SolidPeer

Chaingraph reference

Chaingraph is a GraphQL-based BCH indexer. Where BCHN gives you direct RPC and Fulcrum gives you address-history scans, Chaingraph gives you arbitrary SQL-shaped joins over the chain — blocks, transactions, inputs, outputs, address scans, with filtering and ordering.

It runs on Postgres + Hasura under the hood; the gateway exposes the Hasura GraphQL endpoint with per-call billing.

Endpoint

HTTP

https://solidpeer.io/chaingraph/<network>/<token>

POST a GraphQL request body:

{ "query": "<graphql-query-string>", "variables": { ... }, "operationName": "..." }

WebSocket

wss://solidpeer.io/chaingraph/<network>/<token>

Subprotocol: graphql-transport-ws (current standard) OR graphql-ws (legacy, still supported via translation). Both flavors of subscribe / next / complete / error frames are accepted.

What Chaingraph is for

  • Block / transaction joins — query blocks with their transactions inline, transactions with their inputs and outputs, inputs with their referenced outputs.
  • Address scans — filter on output locking_bytecode_pattern to find every output at a given address (cashaddr or legacy).
  • Historical analysis — query any height range with pagination, ordering, and limits.
  • Real-time subscriptions — subscribe to a query; receive a push whenever the underlying rows change.

See /docs/api/chaingraph/query-block for an example query and /docs/api/chaingraph/subscription for the subscription pattern.

Cost model

  • Queries / Mutations: 300 CC base on mainnet, 150 CC on testnets/regtest.
  • Subscription registration: 300 CC on mainnet (150 CC testnets/regtest).
  • Per push: 150 CC on mainnet (75 CC testnets/regtest).

Complexity-based scoring is computed on every request (visible in audit log entries) but doesn't reject by default — your account balance is the binding cap.

Schema

Chaingraph's GraphQL schema mirrors the indexed Postgres tables. Top-level query roots include:

  • block — chain blocks with header fields and a back-reference to transactions.
  • transaction — transactions with inputs, outputs, block references.
  • input, output — flattened transaction io rows; useful for address-centric queries via filters.
  • block_transaction — join table for block-tx membership.
  • node, node_block, node_transaction — multi-node visibility (when the operator runs Chaingraph in multi-node mode).
  • search_output, search_output_prefix — optimized search over output locking_bytecode_pattern.

Each top-level field supports the usual Hasura argument shape: where, order_by, limit, offset, distinct_on.

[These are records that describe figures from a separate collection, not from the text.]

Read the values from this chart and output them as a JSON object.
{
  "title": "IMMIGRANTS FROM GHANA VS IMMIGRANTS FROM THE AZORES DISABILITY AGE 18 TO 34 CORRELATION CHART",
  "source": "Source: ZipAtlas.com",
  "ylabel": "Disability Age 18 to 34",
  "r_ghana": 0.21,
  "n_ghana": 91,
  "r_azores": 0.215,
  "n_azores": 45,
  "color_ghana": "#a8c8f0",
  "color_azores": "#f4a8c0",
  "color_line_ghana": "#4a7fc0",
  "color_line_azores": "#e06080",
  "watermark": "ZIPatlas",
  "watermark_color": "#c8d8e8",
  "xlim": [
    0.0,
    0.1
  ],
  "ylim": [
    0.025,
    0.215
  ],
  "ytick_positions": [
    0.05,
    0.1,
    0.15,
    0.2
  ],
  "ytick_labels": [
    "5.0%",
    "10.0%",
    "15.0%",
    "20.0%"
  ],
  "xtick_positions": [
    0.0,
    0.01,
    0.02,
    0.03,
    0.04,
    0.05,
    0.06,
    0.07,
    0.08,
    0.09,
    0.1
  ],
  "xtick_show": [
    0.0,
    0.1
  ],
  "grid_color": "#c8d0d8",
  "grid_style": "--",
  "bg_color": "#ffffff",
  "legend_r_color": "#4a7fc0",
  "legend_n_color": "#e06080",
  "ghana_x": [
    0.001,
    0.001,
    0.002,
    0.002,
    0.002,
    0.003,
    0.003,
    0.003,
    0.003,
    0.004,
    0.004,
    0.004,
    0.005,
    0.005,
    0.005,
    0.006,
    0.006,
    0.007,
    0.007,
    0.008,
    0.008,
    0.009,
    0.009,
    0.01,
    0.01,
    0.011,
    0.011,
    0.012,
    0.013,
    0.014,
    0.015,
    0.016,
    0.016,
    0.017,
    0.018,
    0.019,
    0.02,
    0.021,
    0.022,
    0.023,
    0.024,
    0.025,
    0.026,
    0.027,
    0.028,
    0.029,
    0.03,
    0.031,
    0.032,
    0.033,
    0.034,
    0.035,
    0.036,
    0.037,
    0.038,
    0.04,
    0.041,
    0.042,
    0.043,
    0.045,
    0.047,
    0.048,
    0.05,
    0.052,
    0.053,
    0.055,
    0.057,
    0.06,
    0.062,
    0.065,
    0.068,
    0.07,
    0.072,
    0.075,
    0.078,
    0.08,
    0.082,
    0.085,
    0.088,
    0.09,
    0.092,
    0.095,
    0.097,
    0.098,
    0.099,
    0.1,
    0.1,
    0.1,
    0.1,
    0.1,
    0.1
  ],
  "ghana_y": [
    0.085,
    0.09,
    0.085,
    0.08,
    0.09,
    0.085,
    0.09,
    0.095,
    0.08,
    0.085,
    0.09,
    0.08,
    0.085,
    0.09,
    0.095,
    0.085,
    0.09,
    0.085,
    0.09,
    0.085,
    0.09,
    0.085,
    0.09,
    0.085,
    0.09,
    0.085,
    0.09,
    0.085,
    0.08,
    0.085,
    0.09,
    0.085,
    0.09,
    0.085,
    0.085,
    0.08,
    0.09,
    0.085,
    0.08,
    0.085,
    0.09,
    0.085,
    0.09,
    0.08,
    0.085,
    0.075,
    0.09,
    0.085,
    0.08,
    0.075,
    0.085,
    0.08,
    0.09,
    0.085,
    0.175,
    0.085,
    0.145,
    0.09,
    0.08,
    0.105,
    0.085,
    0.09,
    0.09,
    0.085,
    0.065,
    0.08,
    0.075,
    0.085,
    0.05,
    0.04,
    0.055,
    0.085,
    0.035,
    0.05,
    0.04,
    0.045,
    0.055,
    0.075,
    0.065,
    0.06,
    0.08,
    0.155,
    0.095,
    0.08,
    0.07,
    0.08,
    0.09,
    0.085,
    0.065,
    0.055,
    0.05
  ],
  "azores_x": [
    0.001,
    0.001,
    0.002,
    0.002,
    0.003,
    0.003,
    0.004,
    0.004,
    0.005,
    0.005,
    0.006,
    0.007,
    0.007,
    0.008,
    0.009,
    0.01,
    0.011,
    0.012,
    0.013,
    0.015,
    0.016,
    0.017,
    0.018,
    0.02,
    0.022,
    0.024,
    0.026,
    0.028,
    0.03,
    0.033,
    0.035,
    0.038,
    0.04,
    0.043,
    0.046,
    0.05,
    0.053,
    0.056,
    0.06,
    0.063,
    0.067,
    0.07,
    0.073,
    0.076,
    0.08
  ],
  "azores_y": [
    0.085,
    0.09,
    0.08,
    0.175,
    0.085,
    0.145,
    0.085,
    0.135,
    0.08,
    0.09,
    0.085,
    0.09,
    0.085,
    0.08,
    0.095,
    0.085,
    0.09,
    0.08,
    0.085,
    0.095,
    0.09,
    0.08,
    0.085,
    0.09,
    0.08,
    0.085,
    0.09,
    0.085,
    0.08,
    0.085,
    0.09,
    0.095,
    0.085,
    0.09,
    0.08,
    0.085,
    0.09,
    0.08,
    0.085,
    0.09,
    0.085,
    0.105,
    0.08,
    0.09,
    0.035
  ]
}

To explore the schema interactively, GraphQL introspection (__schema, __type) is disabled by default to keep the discovery surface tight. Operators can enable introspection per-deploy via env. The schema mirrors Chaingraph's open-source GraphQL definition; clone the upstream Chaingraph repo for full schema docs.

Notes

  • Mutations: Chaingraph exposes one mutation — send_transaction — which forwards to BCHN's broadcast endpoint. Same posture as BCHN's sendrawtransaction.
  • Subscriptions run over WebSocket only; sending a subscription document over HTTP returns an error.
  • Cascade ordering: nested field ordering is supported (block(order_by:{height:desc}) { transactions(order_by:{position:asc}) { hash } }).
  • Large queries: there's no hard preflight rejection on complexity by default. A query that pages through millions of rows will simply charge millions of CC. Set per-token CC budgets if you want guardrails.